How does the tool handle false positives — for example, a blocked keyword used in a non-sensitive context?
AccuKnox supports distinct policy types — e.g., regex/keyword-based vs. sensitive data classification. + If a strict keyword policy is configured, it will be enforced regardless of context. + For more contextual accuracy, users can leverage sensitive data detection policies instead of static keyword rules. + This separation allows fine-tuned control based on application use case (precision vs. strict enforcement). + Overall, the platform enables flexible policy design to balance false positives and security requirements.
Does it capture prompts and responses from CLI-based agents like OpenCode or Specit?

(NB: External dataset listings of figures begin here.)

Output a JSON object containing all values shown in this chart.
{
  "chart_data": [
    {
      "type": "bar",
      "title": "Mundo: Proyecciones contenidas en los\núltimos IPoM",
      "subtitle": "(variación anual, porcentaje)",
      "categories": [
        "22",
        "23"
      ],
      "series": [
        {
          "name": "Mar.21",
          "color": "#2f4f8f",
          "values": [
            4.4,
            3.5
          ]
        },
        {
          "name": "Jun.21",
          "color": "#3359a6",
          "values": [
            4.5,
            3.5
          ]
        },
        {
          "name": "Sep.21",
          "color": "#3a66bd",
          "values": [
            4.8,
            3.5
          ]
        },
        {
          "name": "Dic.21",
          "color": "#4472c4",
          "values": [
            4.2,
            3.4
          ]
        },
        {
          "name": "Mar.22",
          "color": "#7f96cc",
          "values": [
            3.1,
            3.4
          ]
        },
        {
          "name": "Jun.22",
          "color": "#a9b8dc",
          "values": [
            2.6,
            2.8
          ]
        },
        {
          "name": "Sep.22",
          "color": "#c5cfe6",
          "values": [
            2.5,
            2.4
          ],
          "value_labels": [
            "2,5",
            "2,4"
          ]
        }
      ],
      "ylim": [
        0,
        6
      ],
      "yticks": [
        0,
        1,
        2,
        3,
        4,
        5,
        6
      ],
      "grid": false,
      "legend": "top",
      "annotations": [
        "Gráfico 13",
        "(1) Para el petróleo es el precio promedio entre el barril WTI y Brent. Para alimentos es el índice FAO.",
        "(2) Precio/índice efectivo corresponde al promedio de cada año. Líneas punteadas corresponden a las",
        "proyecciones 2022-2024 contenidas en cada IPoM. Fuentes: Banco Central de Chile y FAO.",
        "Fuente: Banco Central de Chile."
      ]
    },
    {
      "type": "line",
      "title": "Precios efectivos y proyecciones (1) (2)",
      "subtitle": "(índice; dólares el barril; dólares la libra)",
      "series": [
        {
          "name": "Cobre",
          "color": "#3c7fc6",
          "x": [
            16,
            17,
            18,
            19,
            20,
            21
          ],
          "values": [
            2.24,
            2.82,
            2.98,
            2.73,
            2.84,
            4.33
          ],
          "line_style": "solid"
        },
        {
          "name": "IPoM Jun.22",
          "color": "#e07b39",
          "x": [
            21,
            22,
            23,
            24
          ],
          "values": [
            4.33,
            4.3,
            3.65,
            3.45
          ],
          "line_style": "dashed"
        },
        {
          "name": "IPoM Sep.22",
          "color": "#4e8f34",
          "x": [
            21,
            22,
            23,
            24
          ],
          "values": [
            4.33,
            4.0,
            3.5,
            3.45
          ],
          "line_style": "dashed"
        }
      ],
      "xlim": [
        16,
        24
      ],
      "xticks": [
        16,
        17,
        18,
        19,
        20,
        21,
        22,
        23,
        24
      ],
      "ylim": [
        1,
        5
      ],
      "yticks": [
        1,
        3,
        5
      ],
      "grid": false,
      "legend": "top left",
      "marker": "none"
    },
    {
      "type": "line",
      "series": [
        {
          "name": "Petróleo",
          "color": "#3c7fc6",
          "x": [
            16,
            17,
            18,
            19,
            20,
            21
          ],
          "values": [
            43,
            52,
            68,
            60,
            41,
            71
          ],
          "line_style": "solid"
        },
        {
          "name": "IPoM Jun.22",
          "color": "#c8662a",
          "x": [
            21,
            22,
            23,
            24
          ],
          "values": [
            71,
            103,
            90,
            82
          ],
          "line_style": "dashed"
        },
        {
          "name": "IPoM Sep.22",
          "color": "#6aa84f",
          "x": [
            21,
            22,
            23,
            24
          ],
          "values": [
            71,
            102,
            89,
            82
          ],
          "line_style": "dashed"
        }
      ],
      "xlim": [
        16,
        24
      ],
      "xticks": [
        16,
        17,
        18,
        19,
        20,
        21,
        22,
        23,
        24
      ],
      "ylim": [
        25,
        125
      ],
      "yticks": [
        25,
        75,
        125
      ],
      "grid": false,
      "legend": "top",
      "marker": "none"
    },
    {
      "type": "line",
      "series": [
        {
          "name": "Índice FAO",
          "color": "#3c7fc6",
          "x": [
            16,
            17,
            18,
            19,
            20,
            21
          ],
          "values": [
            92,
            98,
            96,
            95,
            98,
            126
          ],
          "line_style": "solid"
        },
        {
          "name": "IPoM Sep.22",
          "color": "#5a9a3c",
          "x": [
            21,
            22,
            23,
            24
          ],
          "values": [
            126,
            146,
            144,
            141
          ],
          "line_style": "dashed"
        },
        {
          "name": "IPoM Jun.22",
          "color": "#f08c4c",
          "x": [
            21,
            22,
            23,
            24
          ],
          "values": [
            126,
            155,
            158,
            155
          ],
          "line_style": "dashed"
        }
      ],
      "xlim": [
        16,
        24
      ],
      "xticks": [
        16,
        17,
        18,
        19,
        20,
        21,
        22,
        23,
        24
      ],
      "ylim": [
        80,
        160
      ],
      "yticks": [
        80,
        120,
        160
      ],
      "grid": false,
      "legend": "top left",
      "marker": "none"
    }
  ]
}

Support for CLI-based agent prompt/response capture is currently under development. + Planned support includes visibility into CLI-based agent interactions and prompt/response capture. + Will extend existing coverage beyond browser and API layers into developer tooling environments.
What is the USP versus an existing DLP solution that covers multiple channels?
AccuKnox provides modular, reusable policy components rather than tightly coupled guardrails. + Enables granular control, where each policy is designed for a specific detection task (PII, prompt injection, regex, etc.). + Supports policy reusability across applications, reducing duplication and operational overhead. + Offers better maneuverability and customization, allowing users to optimize for latency vs. security. + Unlike monolithic guardrails (e.g., in AWS Bedrock), policies are decoupled and composable, making changes more efficient and scalable.